Tools- Extending Our Reach controller of the universe with people v1

“Tools: Extending Our Reach,” the inaugural exhibition in the new 6,000-square-foot third-floor Barbara and Morton Mandel Design Gallery, brings a cross-cultural 2001-like consideration to the instruments that make such design happen, with 175 objects ranging in date from a Paleolithic hand chopper to a live feed of the sun transmitted by an orbiting satellite. Especially impressive here is Controller of the Universe, a sculpture by Damián Ortega made of old hand tools suspended on string that appears to radiate from a central point that a viewer can walk through. There is also “Beautiful Users,” an exhibition on the ground floor that explores “user-centered design,” from thermostats to telephones to hand grips for kitchen implements to the latest in innovations for the handicapped to open-source 3D-printing “hacks” to connect Legos to Lincoln Logs. Next door, “Maira Kalman Selects” invites the beloved author, illustrator, and designer to “raid the icebox” of the permanent collection and tell a story with a selection mixed in with her own personal artifacts. Especially tempting here is a pair of trousers draped over a bench with a handwritten admonition: “Kindly refrain from touching the piano and Toscanini’s pants.” The “Process Lab,” in Carnegie’s sumptuous library, poses museumgoers with their own design challenges through hands-on interaction.
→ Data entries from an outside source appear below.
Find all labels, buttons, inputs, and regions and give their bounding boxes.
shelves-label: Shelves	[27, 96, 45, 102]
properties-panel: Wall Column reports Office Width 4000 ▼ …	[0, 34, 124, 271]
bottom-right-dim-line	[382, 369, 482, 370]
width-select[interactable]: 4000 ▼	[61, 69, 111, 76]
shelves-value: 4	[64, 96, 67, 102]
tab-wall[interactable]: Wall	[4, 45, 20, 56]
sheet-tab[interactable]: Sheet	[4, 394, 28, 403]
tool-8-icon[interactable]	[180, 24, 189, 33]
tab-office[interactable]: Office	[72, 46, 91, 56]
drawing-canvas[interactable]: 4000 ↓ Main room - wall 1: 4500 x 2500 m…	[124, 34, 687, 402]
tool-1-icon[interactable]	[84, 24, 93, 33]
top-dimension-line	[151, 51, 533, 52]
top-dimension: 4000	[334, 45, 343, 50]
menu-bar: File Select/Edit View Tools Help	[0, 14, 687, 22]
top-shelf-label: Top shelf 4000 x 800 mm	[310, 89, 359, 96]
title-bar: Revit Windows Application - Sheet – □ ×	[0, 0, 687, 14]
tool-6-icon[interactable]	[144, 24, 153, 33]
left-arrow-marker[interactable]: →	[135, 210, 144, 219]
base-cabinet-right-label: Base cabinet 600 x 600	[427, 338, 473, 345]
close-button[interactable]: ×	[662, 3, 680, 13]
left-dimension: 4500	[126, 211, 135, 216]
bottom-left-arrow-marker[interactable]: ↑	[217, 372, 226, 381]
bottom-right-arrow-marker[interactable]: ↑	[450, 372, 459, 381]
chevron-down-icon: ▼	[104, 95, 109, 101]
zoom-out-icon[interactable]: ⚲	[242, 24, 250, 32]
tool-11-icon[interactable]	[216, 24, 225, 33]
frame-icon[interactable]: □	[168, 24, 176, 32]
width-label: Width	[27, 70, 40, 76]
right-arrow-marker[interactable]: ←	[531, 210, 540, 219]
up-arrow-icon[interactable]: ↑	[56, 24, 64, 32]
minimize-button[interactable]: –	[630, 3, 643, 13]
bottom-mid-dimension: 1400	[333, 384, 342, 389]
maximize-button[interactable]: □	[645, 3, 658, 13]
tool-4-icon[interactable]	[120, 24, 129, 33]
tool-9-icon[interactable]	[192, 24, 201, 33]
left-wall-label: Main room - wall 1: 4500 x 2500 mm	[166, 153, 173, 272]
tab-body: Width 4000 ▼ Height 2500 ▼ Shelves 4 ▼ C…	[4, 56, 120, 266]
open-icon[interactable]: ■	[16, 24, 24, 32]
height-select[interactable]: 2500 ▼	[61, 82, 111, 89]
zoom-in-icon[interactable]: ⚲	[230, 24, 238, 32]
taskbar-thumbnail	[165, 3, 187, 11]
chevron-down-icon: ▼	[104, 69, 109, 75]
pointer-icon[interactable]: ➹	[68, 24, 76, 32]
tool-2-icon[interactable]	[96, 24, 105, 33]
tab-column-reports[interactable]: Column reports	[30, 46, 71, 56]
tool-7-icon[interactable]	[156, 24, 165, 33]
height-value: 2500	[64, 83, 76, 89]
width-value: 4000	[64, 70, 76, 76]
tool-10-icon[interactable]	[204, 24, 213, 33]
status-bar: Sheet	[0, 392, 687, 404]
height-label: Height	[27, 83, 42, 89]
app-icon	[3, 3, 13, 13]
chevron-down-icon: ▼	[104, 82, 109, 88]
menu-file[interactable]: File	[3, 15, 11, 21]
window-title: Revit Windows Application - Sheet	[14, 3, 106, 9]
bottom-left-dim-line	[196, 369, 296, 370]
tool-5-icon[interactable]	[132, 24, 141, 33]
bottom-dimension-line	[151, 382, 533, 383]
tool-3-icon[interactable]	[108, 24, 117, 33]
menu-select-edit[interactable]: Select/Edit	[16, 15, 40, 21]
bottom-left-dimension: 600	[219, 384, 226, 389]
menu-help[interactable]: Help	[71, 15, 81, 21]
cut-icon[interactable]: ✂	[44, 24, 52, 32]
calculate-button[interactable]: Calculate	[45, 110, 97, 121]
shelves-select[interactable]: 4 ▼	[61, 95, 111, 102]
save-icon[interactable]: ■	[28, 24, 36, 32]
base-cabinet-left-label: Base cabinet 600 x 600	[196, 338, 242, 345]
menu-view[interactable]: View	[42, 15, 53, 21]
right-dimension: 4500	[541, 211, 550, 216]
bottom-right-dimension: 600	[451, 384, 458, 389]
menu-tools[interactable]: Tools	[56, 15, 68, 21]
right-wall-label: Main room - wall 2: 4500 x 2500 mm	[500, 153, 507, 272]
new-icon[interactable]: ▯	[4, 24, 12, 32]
Among a host of new digital displays underwritten by Bloomberg Philanthropies, the “Immersion Room” stands out for using digital and projection technologies to help visualize wall- covering design in a new way. With access to hundreds of patterns digitized from the museum collection, and the ability to sketch their own designs on a digital table, museum goers can now see patterns projected full size and floor-to-ceiling on the room’s walls, rather than having to extrapolate from see- ing a single strip of paper.

Such interactive engagements elevate the making along with the made and use historical examples to challenge museum goers to think about contemporary design in a new way. The exercise is not all that different from the challenges faced by the Cooper Hewitt as the institution thought through its historic home.